Posted By:
T206CollectorCan I just get something off my chest -- I really dislike PSA. I have a genuine distate for the PSA product and label. I don't like the little red paper insert and I do not like the semi-transparent holders (do not get me started on the occasional plastic baggy). I also do not like that little PSA logo found in the corner. From their crap holders, to their inconsistent grading, to the people who live in the Matrix of the PSA Set Registry (there are no cards worth owning that are not already PSA graded), it is all just so evil and pretentious.

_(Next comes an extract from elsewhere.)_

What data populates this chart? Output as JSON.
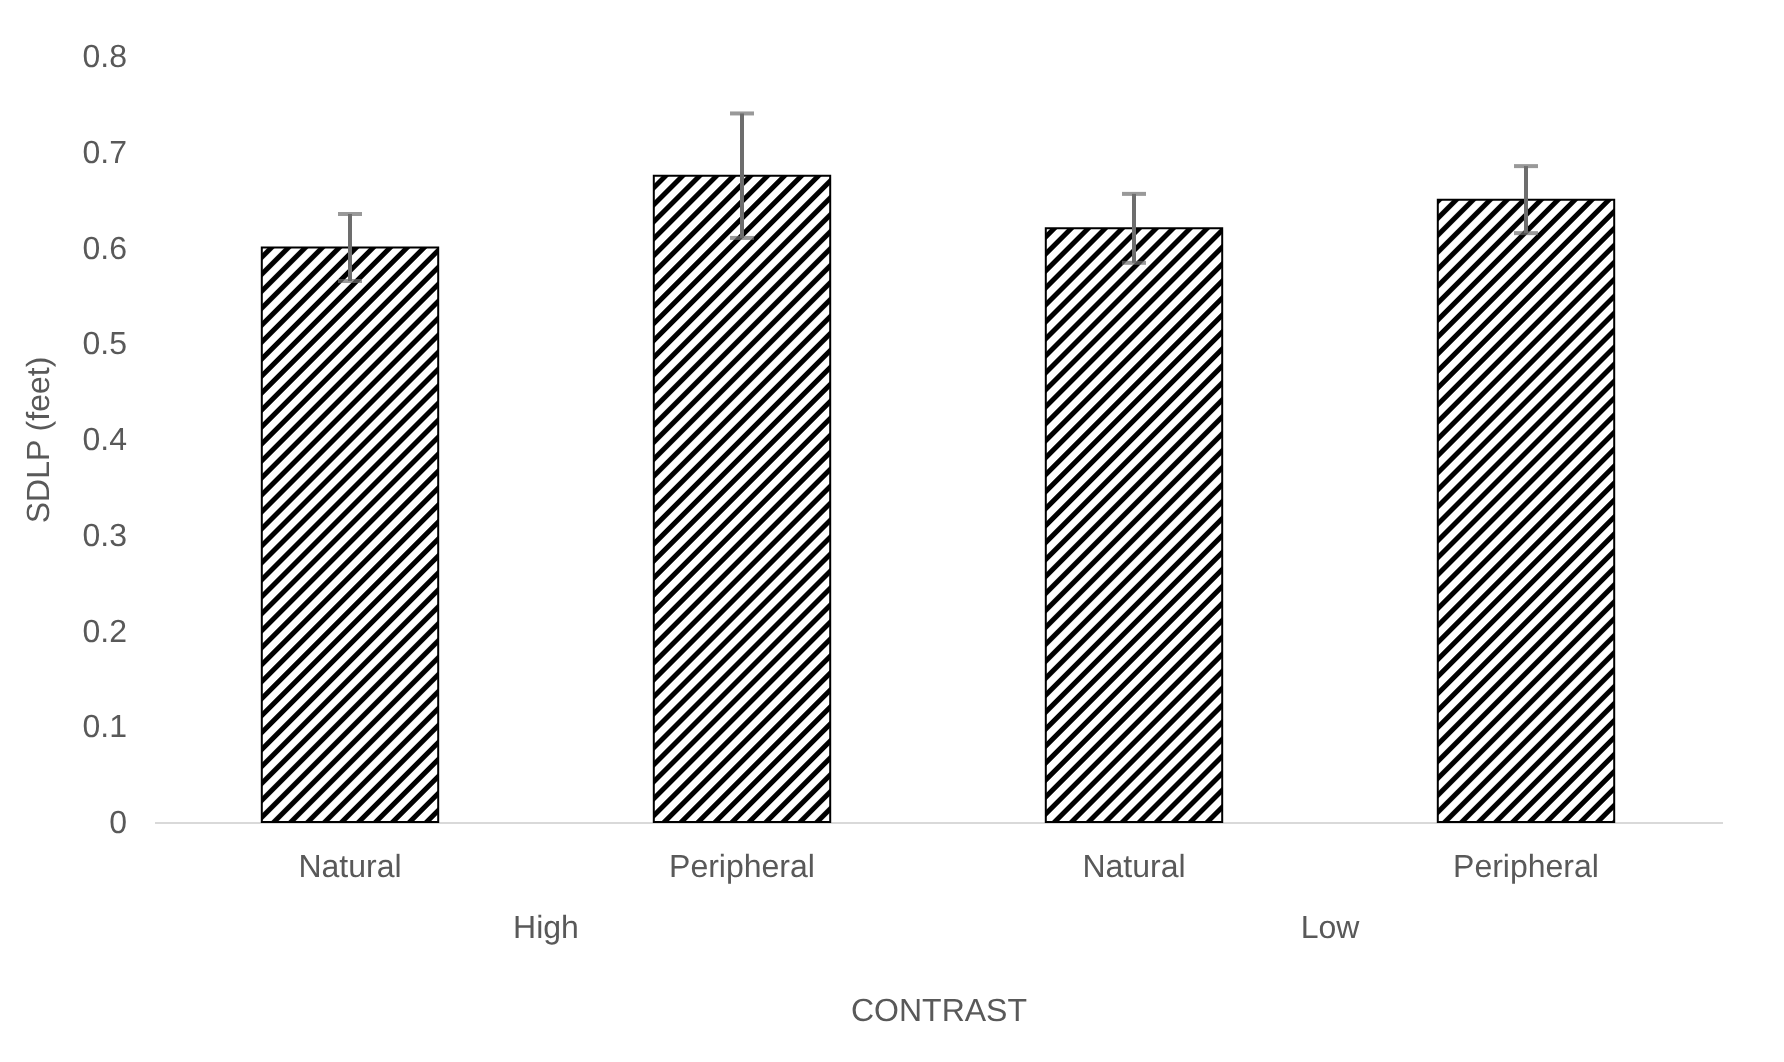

And I think that's basically my problem. When I read a post about the value and good will that PSA brings to the world it makes me have to run from the room screaming before I mash my keyboard into my computer monitor. They are precisely what you would not want from a grading company if you were going to start one tomorrow from scratch. This is the most obvious thing in the collecting world -- the white elephant in the corner. And yet, because they have critical market share, it's like the big corporate monopoly that continues to keep steamrolling. But how anyone can continue to get behind such a vision is really beyond me.
The problem is that there are people out there who have spent millions of dollars on the PSA product, that got too deeply invested in PSA before SGC started and before the real problems with PSA began to arise. These people cannot afford to get their cards out of PSA -- or at least, it would be very costly to get such a valuable collection out of PSA. So it stays there, perched at the top of a PSA set registry somewhere for all the world to see and marvel at.
Only I don't marvel. All I can think of is that when I sent my 40 PSA graded T206 cards in to SGC for crossover status, only 30 made the cut. The other 10? Well, there was a trimmed card and a number of PSA 5's amd 6's that actually had creases that didn't get crossed over either. I hadn't seen the creases until SGC put a big black circle around them (through a plastic sheet of course). Trouble is, PSA didn't see them either -- or didn't care.
So, when I see a PSA set registry, the first thing that comes to my mind is, "I wonder which 25% of those cards were trimmed or have creases." I can't escape it.
And that is why I do not ascribe any certain value to a PSA collection. And that is why I do not buy PSA cards without having them immediately crossed over into an SGC holder.